Debbie even clowns when she has laryngitis. Recently she arrived at the studio with a big cardboard sign hung around her neck which read, “I Can’t Talk,” and in smaller print underneath: “Reason—Laryngitis.” All of which accomplished little other than inspiring conversation all the way down the studio streets with curious acquaintances who stopped her to ask, “What’s the matter with you?”

Outside of that time, Debbie admittedly has never been at a loss for words—except on the memorable occasion when she won the title “Miss Burbank of 1948,” a title that led to her movie contract. “I just entered to get a free blouse,” she says. She was, it seems, standing there in the Burbank Recreation Hall, “tired and hungry and thinking about how I’d love to have a chocolate malt,” when the judge announced she’d won. “I was leaning against the piano—and I almost fell flat on my face.

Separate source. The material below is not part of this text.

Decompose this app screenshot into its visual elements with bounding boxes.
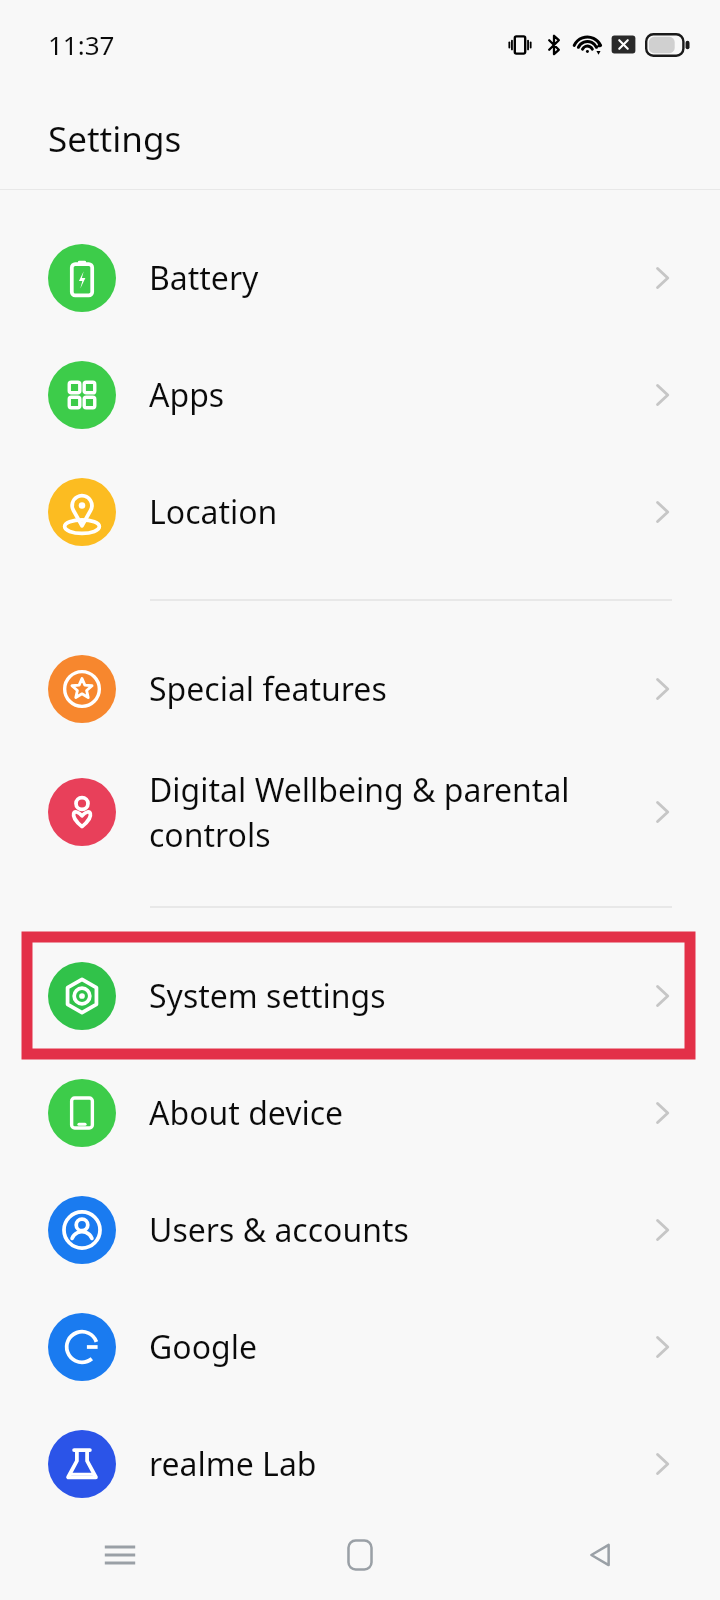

I walked over to him and just stood there. For once I didn’t know what to say.”



 

Debbie didn’t even want to enter the contest, but one of her girl friends didn’t want to enter unless Debbie kept her company “and she’s very cute and I thought she might have a chance to win.” So Debbie wore her “Easter dress” one night “and my old bathing suit—so old if I’d bent over, no telling what would have happened”—another night. She walked around, stood in line, did her impersonation of Betty Hutton singing ‘I’m Just a Square in a Social Circle” and, in addition to winning the crown and the blouse, she won the eye of a Warner Brothers talent scout. He arranged the screen test that won her a contract.

Debbie was with Warners a year and a hall, during which time she was seen as June Haver’s sister in “The Daughter of Rosie O’Grady.” Then Metro-Goldwyn-Mayer picked her to portray Helen Kane, the “Boop-doop-a-doop” singing star in “Three Little Words.”

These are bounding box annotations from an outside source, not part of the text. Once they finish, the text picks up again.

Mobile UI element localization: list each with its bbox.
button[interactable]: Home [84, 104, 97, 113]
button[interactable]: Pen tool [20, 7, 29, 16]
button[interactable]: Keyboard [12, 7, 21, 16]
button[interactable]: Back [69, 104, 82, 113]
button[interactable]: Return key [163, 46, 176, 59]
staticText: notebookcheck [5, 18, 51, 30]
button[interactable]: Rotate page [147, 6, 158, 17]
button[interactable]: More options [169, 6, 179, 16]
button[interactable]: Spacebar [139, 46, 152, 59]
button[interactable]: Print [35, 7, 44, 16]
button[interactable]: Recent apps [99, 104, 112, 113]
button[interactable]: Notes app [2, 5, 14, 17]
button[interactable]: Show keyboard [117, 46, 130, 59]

She’s a big movie fan and very impressed still about meeting Clark Gable, Lana Turner, Fred Astaire, June Allyson—“She’s my father’s favorite. I hope we make a movie together sometime so I can get him a picture,” and she’s crazy about Red Skelton. “I think making people laugh is so important, don’t you?” One columnist, struck by Debbie’s gamin quality, recently commented, “Looks like Metro has another Judy Garland in Debbie Reynolds.” “I just died,” Debbie says if you mention this to her. “Comparing me with that great star. She has more talent than I’ll ever have in my life!”

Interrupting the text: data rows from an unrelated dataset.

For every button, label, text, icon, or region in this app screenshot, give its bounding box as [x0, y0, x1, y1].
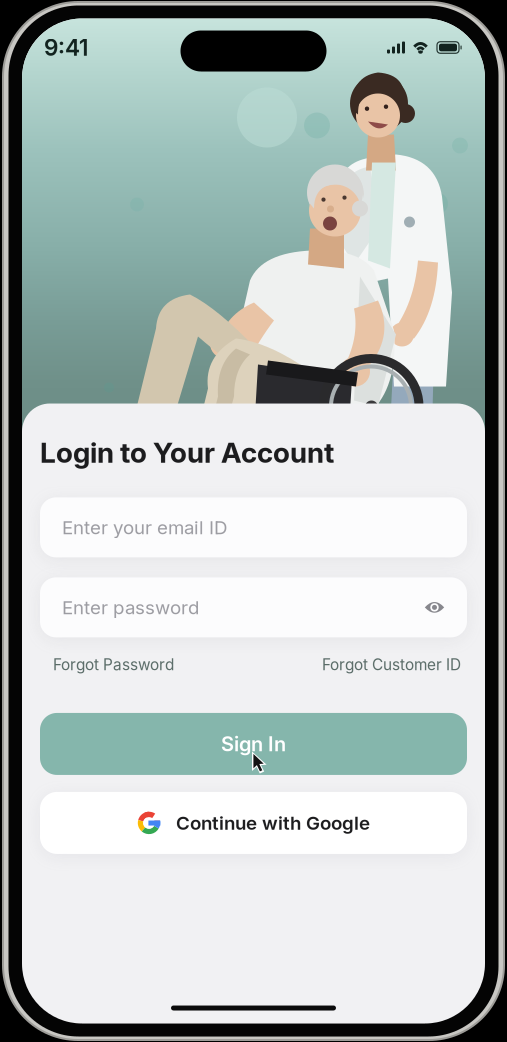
staticText: Continue with Google: [176, 812, 370, 834]
button[interactable]: Sign In: [40, 713, 467, 775]
staticText: Login to Your Account: [40, 436, 334, 469]
button[interactable]: Forgot Password: [53, 655, 174, 674]
button[interactable]: Continue with Google: [40, 792, 467, 854]
staticText: Sign In: [221, 732, 286, 756]
staticText: Forgot Password: [53, 655, 174, 674]
button[interactable]: Forgot Customer ID: [322, 655, 461, 674]
staticText: Enter password: [62, 596, 199, 619]
staticText: Forgot Customer ID: [322, 655, 461, 674]
staticText: 9:41: [44, 34, 88, 61]
staticText: Enter your email ID: [62, 516, 227, 539]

Born Mary Frances Reynolds in El Paso, Texas, Debbie lives with her mother and father (a carpenter for the Southern Pacific Railroad) and a Persian cat named “Michael O’Flaherty” in “just a regular house” in Burbank. Her twenty-year-old brother and his bride “live in the new apartment my dad and uncle built out in the garage—it’s so cute.” Her brother, says Debbie, is her “worst and best” critic. “Other people can tell you you’re wonderful and everything—but not your brother—not unless he means it. Not my brother, anyway.”



 

She wants to do musical comedy “more than anything.” And anybody who knows her—including her brother—is convinced she will succeed.

A day in her life would indeed stagger a hardier soul. She gets up every morning at 7:30 a.m., takes ballet from 9:30 to 11:00 at the studio, exercises until noon, ballets again from 1:30 to 3:30, takes a drama lesson until 4:30—then dashes home in her 1947 model Mercury club coupe, grabs a bite to eat, meets her girl friends and attends dancing school from 6:00 to 9:00 at night for special instruction in tap, boogie, free style and more ballet. Then a nightcap hamburger—and so to bed—until the alarm reminds her that it’s 7:30 a.m.—again. . .



When she will have time for even a junior-sized romance is the pay-off question right now. She has, it seems, “bet seven of the boys in the publicity department five dollars apiece I won’t get married before I’m twenty-three. We have it all in writing,” she says. “You know, one of these ‘We do hereby declare’ things, and I signed it ‘The Bachelor Girl.’ It’s all legal.”

To suggest that matrimony might win out before she’s twenty-three brings a hoot from Debbie, followed by: “And lose thirty-five dollars?”

The lucky lad undoubtedly would have to promise to love, honor, cherish—and pay oft her bet.